Daniel spent the week, until that next Friday which was Good Friday, in the hospital and then he was released. He drove to his apartment, changed his clothes and picked up his kids at the house and took them out for pizza that night. He didn’t forget to pay the phone bill. He paid it late and felt a relief, a withdrawal. His life had been returned to him in the few days he spent in the boxy little room along the boxy corridor of the unyielding hospital floor plan. He would never again let someone break him down as he had let Evelyn. He knew that he loved her. He knew that he wanted the marriage to work and to become more than the sum of its factors. But, he also knew now that he had to chart his own life apart from the unyielding demand for perfection coming from someone’s ruthless past.

In the end, Evelyn won the kids over with her begrudging ways. She had sufficiently belittled their father in their eyes. She told an unwary family law court, her family and her friends that the children’s father was not mentally stable. She gained sole custody. She then received twenty-eight percent of Daniel’s income.
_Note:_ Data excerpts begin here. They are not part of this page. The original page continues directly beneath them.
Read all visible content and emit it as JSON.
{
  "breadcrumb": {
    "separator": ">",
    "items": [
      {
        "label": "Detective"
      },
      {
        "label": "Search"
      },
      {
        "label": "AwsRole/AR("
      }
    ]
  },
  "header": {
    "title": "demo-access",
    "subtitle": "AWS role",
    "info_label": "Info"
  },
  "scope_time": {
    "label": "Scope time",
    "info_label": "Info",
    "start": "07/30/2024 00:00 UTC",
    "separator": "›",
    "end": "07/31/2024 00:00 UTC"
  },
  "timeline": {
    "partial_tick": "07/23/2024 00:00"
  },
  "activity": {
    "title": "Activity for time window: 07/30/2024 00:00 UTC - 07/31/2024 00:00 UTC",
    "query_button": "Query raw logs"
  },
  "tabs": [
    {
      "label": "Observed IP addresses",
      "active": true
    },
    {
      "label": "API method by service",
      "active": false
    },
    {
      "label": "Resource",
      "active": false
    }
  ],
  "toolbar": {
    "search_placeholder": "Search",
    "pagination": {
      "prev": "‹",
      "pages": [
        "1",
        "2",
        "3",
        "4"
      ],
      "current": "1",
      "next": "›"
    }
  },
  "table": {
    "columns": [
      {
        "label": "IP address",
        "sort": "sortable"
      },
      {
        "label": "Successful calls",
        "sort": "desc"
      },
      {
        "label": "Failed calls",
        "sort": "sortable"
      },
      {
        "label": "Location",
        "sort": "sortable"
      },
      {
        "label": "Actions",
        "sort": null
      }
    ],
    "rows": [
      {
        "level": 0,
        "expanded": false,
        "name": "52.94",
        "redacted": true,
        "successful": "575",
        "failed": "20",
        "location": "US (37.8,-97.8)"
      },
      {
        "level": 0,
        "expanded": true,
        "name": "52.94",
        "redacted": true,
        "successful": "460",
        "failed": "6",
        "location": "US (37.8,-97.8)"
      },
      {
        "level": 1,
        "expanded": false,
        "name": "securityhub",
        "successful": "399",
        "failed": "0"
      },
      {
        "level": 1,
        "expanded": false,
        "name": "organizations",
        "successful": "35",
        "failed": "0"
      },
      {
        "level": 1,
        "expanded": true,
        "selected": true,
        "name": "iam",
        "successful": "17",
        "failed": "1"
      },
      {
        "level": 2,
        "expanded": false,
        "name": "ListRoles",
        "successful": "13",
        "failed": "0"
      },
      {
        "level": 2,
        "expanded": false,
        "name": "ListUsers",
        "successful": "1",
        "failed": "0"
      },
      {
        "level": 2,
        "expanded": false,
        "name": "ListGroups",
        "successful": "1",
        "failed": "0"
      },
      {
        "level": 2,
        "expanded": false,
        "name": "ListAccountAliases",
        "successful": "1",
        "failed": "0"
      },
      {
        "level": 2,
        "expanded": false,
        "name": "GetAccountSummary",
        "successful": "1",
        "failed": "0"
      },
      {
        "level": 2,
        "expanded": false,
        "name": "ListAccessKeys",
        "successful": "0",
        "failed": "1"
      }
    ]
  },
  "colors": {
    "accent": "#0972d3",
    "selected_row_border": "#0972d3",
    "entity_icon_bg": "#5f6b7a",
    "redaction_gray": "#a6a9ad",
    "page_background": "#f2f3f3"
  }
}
With the arrogant flippancy and unbridled urgency of a newborn teenager she took the children and they moved in with a single man who will never hear the portentous ‘third-year’ story retold. In these ways and with a thousand well-aimed shots of disapproval into her husband’s heart she made sure that Daniel paid for the infinite losses of her past. Someone had to pay for this she reckoned. It wasn’t going to be Evelyn. She now believes that she has settled her past accounts.